From 1979 to 1984, Madsen was a member of the NATO Parliamentary Assembly and was the first women to be elected chair of the Assembly's Committee on Culture, Education and Information on 1982. She was a member of the Presidium Folketing from 1981 to 1984, served as the Minister for Ecclesiastical Affairs from 23 July 1984 to 3 June 1988 under the premiership of Poul Schlüter and she was temporary Venstre political party member of the Folketing in the North Jutland constituency between 25 January 1988 and 1 February 1988. As minister, Madsen introduced legislation to protect cemeteries and historical monuments and helped stop Copenhagen from clearing the large Assistens Cemetery as well as introducing the teaching of Christianity to Danish schoolchildren and obtaining more funding for employing more priests.

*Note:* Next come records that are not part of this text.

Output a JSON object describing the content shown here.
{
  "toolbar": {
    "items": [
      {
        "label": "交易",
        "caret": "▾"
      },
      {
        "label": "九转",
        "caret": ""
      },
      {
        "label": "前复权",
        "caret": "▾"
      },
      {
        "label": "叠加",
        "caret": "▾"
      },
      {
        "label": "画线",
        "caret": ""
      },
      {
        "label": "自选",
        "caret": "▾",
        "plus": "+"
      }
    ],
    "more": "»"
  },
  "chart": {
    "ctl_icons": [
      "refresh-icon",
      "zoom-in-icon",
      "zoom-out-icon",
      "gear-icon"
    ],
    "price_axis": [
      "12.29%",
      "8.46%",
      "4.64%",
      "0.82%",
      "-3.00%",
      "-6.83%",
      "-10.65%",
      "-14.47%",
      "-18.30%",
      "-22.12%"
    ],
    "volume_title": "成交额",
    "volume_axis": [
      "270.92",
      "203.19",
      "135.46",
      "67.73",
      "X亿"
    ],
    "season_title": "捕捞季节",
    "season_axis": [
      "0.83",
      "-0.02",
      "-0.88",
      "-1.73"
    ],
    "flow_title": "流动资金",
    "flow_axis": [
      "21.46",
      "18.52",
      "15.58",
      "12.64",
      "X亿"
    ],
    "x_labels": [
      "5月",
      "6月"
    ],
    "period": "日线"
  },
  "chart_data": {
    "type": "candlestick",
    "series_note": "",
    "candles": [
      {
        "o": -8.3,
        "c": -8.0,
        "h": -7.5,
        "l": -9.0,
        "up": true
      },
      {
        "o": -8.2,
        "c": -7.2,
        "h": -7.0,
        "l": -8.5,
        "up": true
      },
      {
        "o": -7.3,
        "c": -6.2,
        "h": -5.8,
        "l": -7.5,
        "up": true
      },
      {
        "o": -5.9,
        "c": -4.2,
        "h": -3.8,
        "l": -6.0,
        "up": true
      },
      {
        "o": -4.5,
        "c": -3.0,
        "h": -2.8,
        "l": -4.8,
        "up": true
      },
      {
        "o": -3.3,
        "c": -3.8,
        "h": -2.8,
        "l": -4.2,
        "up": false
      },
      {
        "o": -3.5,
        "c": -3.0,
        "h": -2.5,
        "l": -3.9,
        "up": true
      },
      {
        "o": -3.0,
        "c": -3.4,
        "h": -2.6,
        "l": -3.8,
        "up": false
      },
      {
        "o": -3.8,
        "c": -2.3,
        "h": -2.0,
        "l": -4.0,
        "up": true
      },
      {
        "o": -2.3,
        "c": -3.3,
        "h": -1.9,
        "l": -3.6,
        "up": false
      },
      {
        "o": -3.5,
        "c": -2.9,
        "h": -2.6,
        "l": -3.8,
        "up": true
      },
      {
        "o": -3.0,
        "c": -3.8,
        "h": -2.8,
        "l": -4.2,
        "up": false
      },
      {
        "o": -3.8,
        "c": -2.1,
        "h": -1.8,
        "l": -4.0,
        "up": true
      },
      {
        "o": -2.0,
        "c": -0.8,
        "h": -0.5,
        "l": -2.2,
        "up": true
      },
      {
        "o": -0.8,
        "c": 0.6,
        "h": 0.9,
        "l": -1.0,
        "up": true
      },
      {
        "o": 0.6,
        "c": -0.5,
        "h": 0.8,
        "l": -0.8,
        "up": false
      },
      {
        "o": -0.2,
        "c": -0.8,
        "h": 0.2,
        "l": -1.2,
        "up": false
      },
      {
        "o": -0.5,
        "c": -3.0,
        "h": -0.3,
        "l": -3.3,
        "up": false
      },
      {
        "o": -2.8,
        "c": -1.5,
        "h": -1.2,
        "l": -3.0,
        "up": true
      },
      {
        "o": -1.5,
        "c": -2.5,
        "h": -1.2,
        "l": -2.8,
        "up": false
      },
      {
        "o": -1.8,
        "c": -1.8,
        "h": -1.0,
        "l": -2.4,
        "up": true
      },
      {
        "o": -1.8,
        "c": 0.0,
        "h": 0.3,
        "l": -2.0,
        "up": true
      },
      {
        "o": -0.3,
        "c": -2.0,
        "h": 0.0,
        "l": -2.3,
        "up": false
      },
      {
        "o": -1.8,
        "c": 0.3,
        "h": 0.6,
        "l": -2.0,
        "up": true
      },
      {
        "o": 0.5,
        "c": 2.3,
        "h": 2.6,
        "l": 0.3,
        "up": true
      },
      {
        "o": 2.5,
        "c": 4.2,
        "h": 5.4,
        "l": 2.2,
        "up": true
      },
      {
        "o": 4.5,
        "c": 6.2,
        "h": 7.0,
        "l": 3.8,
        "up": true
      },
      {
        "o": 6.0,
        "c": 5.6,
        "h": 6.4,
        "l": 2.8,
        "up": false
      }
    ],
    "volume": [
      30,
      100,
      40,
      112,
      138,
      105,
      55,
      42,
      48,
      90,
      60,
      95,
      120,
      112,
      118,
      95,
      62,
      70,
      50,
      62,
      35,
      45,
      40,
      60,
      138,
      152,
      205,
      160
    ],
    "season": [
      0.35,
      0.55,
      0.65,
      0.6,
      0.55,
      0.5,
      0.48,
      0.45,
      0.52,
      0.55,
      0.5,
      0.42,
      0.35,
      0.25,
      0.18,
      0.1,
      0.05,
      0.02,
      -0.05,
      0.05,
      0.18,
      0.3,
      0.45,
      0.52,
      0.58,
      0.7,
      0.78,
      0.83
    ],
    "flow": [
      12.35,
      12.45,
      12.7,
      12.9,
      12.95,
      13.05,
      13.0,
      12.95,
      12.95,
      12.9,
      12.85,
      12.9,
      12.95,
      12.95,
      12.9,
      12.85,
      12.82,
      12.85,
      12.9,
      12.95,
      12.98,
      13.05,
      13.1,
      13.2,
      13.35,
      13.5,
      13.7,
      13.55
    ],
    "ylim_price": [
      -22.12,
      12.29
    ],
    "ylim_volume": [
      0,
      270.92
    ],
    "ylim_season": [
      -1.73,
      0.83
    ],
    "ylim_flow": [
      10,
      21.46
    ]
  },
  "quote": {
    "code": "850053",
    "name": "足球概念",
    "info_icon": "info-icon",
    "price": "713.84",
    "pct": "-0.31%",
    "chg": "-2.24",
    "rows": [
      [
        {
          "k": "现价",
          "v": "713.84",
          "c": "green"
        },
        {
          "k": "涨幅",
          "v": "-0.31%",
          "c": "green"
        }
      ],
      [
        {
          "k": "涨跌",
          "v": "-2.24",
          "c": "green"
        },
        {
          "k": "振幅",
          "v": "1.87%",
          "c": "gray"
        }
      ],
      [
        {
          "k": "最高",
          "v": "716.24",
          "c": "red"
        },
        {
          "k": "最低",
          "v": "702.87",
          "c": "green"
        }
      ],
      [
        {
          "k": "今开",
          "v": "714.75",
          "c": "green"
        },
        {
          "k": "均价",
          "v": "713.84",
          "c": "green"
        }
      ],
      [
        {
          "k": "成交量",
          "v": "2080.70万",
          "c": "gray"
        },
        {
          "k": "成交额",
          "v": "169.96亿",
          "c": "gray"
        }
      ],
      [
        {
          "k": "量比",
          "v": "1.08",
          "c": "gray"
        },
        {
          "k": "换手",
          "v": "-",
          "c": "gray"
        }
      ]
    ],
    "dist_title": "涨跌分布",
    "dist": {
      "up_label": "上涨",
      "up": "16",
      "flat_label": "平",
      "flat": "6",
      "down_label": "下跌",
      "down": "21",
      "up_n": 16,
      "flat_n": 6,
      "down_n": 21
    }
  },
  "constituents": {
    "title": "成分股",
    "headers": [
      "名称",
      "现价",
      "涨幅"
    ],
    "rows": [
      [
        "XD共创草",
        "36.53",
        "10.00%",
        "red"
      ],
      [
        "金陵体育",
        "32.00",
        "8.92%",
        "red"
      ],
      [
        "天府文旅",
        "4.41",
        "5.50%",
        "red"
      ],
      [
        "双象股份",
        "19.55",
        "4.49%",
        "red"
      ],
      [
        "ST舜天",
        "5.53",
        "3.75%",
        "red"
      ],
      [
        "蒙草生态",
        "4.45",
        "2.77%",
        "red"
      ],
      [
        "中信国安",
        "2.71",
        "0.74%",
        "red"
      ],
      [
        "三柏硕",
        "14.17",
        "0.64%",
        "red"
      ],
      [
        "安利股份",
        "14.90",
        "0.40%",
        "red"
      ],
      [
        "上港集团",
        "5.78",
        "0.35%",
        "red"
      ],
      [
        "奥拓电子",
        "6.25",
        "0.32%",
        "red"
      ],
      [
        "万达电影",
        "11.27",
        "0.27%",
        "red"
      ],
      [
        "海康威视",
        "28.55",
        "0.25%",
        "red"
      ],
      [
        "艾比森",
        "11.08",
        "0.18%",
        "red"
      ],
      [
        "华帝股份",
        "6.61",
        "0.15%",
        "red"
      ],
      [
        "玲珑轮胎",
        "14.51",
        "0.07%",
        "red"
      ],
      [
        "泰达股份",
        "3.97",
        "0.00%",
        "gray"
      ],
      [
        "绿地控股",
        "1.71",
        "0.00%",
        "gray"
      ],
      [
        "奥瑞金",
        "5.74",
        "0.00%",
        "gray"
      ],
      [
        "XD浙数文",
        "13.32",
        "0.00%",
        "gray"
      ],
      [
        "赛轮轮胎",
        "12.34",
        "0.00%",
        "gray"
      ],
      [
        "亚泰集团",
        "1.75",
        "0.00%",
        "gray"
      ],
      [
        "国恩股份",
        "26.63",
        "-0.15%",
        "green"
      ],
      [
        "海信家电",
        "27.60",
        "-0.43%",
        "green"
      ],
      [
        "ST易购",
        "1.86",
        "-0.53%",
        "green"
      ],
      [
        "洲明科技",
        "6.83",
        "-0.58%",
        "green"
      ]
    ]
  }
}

She authored Vers og viser in 1971; Hen på eftermiddagen the poem collection two years later; Rosen i verden in 1981; the poem collection Sommerens veje in 1982 and Med Grundtvig ved hånde in 1984. Madsen authored her political memoirs Og så er der kaffe in 1992; I Anledening Af containing poetry and songs in 1994 and Tiden der Fulgte in 1997. Her childhood memoirs, Husk nu at nje, were published in 1997. She was appointed Commander of the Order of the Dannebrog in 1985 and she has received other foreign awards. This included the Icelandic Knight of the Order of the Falcon (Second Class) and the French National Order of Culture. Other awards Madsen received were the Ravn-Joensens Mindelegat in 1968 and the Fanfareprisen Chr IV Laug in 1997. From 1989 to 2005, she was chair and later vice-chair of the Foreningen For Kirkegårdskultur.

== Personal life ==
She married the district court lawyer Gunnar Otto Madsen on 1 September 1942. Madsen did not have any biological children but she adopted her husband's three children from a previous marriage in 1965. On 12 December 2015, she died, and a funeral ceremony was held for her at Hasseris Church on 19 September.